Streets Dept Visits is a periodic series covering the street art that Philadelphians and their cameras find in their travels around the world. Today, we’re featuring a write-up by Streets Dept Contributor Eric Dale, who visited India in December of 2022:

Late last year, I took a trip to India. I ate a ton of great food, attended an Indian wedding, and, of course, checked out some street art. Here’s what I saw, and some themes I noticed (tiny sample size notwithstanding).

India loves murals—but they’re not on buildings as often as they’re on walls lining the roads. There are many places where you can drive at 30 mph for ten minutes and have a mural next to you the entire time. Sometimes it’s a single mile-long mural; other times, it’s a string of small murals one next to the other. Imagine if the walls of I-95 were painted from Fishtown to Fox Chase—that’s what India was like in some places! Retaining walls, underpasses, tunnels—nothing was off limits.

Sidenote: I saw a lot of murals about recycling and other environmental themes.
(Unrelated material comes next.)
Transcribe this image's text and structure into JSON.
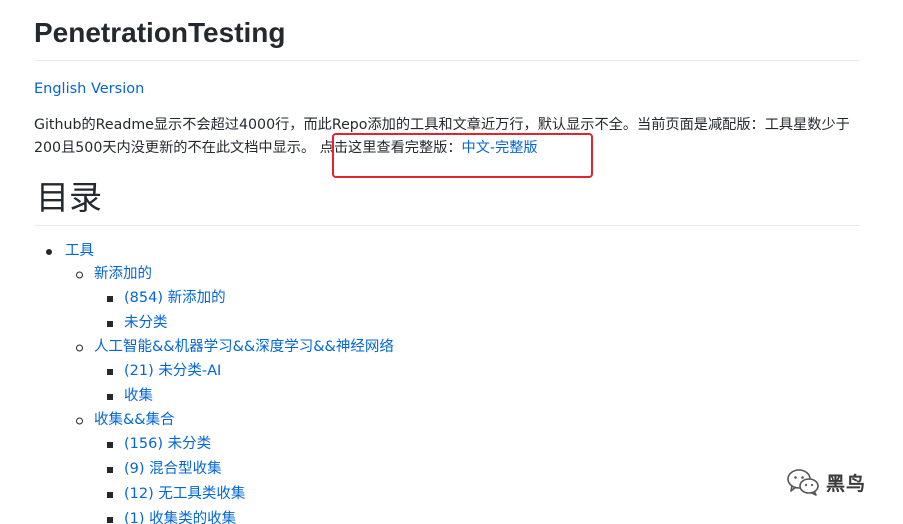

I’m guessing that this is a government initiative intended to fight India’s massive waste and pollution issues.

Speaking of nothing being off limits, check out the size of this mosaic wall:

I did encounter two places where there were lots of murals painted on buildings like we see in Philly: the Lodhi Arts District in Delhi, and certain parts of Jodhpur.

Widely described as India’s first open-air art district, Lodhi Colony contains an astonishing 54 murals (and counting) by local and international artists, including New York’s own Gaia! The force behind this district is the St+art India Foundation, a nonprofit that works to make art accessible by putting it in the public space.

Here’s a mural by Mumbai artist Priyesh Trivedi, a comic illustrator who had never painted a mural before this one!

Here’s a mural by German graffiti writer Bond TruLove, whose incorporation of AR made this the first piece of “ARt” in India!

And here’s an aging mural by “Avinash and Kamesh” called The Tourist. Obviously I had to take a photo of this one!

I also loved this take on American Gothic, which was painted by Singaporean artist Eugene Soh. Apparently I wandered down what’s known as Singapore Lane!

Do a Google Images search for Jodhpur and you’ll see why it’s called The Blue City. But what I learned while I was there is that not all parts are equally blue. Some parts—the touristy parts, I guess—are VERY blue. And those parts have lots of murals.

There were a lot of selfie spots along this street, and every piece had an Instagram handle painted on. Indian artists—they’re just like us!

Another thing I noticed in Jodhpur was rooftop mosaics. Many, many houses had a central motif tiled into their roof decks. I’m not sure if this occurs in all of India, but it’s definitely a thing in Jodhpur.

To wrap things up, here are a few other artistic sights I saw:

This owl sculpture made from gears and other scrap metal!

Hindi graffiti!

Hand-painted trucks galore! This isn’t even close to being as decorated as they come.

And perhaps the only non-commissioned piece of street art I saw on the whole trip: a tile installation.

I leave you with one of my favorite images from the trip, which happens to demonstrate that India, just like America, suffers from wheatpaste advertising blight.